Here we go: HBO is readying a film adaptation of Lawrence Wright's deep-dive on the Church of Scientology, Going Clear, for a 2015 debut. Per the Hollywood Reporter, famed documentary filmmaker Alex Gibney is attached to direct.

The network is eyeing a Sundance debut for the film, which HBO Documentary Films president Sheila Nevins told THR has been screened by "probably 160 lawyers" in an apparent abundance of caution and in anticipation for a lawsuit. Or more protests. From THR:

This is not the first time HBO has tussled with the Church of Scientology. When the network aired the 1998 documentary Dead Blue: Surviving Depression, throngs of protesters converged in front of HBO's midtown Manhattan headquarters, lambasting Nevins and the company for presenting antidepressant drugs in a positive light (Scientologists are opposed to psychiatry).

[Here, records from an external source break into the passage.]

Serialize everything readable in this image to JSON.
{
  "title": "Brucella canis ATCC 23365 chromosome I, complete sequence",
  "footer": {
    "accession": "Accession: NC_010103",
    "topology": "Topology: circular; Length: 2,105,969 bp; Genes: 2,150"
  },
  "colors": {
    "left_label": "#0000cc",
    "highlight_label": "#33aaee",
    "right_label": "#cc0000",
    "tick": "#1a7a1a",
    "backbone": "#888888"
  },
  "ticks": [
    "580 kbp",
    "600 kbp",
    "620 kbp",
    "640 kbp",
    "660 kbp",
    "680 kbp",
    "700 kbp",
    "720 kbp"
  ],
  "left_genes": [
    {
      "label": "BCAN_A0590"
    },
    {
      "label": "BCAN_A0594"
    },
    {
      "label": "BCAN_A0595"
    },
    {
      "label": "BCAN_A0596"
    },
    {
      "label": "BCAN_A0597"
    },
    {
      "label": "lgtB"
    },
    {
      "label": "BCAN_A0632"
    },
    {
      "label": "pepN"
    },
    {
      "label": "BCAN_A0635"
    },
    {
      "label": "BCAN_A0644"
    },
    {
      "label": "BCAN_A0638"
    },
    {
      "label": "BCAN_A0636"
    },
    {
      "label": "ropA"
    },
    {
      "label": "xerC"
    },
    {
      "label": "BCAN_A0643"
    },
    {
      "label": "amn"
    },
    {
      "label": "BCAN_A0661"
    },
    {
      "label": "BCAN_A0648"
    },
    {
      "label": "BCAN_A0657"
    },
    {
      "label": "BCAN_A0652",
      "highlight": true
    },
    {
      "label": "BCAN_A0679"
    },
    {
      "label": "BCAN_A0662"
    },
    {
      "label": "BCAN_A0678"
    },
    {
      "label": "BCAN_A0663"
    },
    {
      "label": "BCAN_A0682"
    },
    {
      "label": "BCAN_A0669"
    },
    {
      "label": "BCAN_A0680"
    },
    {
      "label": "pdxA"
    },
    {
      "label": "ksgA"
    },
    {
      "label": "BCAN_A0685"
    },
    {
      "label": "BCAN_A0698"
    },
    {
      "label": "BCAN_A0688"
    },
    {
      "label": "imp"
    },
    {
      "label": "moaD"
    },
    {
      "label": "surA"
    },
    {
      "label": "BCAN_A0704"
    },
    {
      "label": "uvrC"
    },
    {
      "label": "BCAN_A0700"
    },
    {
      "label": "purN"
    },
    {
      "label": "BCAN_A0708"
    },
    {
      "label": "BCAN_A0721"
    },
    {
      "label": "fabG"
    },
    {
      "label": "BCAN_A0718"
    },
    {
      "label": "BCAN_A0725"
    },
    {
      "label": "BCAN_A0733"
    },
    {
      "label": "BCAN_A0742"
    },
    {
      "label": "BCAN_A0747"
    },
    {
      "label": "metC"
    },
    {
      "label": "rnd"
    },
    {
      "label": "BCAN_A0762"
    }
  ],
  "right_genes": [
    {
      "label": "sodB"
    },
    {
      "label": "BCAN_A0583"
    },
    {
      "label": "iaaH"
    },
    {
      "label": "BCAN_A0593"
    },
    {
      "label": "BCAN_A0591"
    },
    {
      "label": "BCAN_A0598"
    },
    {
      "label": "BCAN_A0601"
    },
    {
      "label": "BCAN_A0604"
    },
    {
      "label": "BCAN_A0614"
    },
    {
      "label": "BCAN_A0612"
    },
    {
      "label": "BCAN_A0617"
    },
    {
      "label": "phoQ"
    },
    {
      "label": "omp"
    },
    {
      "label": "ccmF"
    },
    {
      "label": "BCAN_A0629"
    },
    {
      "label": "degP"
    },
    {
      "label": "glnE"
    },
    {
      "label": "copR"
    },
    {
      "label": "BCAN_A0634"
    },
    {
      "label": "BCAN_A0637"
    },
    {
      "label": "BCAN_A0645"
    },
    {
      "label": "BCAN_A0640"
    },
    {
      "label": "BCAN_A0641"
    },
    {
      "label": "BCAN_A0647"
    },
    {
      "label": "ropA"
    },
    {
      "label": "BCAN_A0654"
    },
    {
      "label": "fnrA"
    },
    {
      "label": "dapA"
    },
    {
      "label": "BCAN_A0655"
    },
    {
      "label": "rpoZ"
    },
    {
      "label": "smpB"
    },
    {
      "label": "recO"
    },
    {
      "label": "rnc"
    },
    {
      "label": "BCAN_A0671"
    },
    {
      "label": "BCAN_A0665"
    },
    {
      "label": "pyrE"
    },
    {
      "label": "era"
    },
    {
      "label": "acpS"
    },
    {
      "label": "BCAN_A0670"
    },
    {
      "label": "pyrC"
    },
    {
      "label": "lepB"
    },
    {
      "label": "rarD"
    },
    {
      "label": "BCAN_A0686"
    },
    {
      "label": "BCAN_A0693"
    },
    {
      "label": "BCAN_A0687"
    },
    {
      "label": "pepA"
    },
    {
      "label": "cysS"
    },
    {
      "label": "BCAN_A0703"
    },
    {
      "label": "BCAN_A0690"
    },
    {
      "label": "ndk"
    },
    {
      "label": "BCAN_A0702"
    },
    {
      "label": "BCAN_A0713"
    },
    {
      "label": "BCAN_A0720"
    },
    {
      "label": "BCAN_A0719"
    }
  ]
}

"I didn't see what [antidepressants] had to do with Scientology until I worked on that film, until I saw these people outside the building," recalls Nevins in an interview. "I thought they must be a union protest. But it was our film they were protesting. They're so anti-psychiatry, anti-medicine and anti-Freud. It was really quite interesting."

Wright's book—published last year following a profile of director Paul Haggis in the New Yorker—was met with an acrimonious response by the Church of Scientology, which published a lengthy takedown of the book upon release.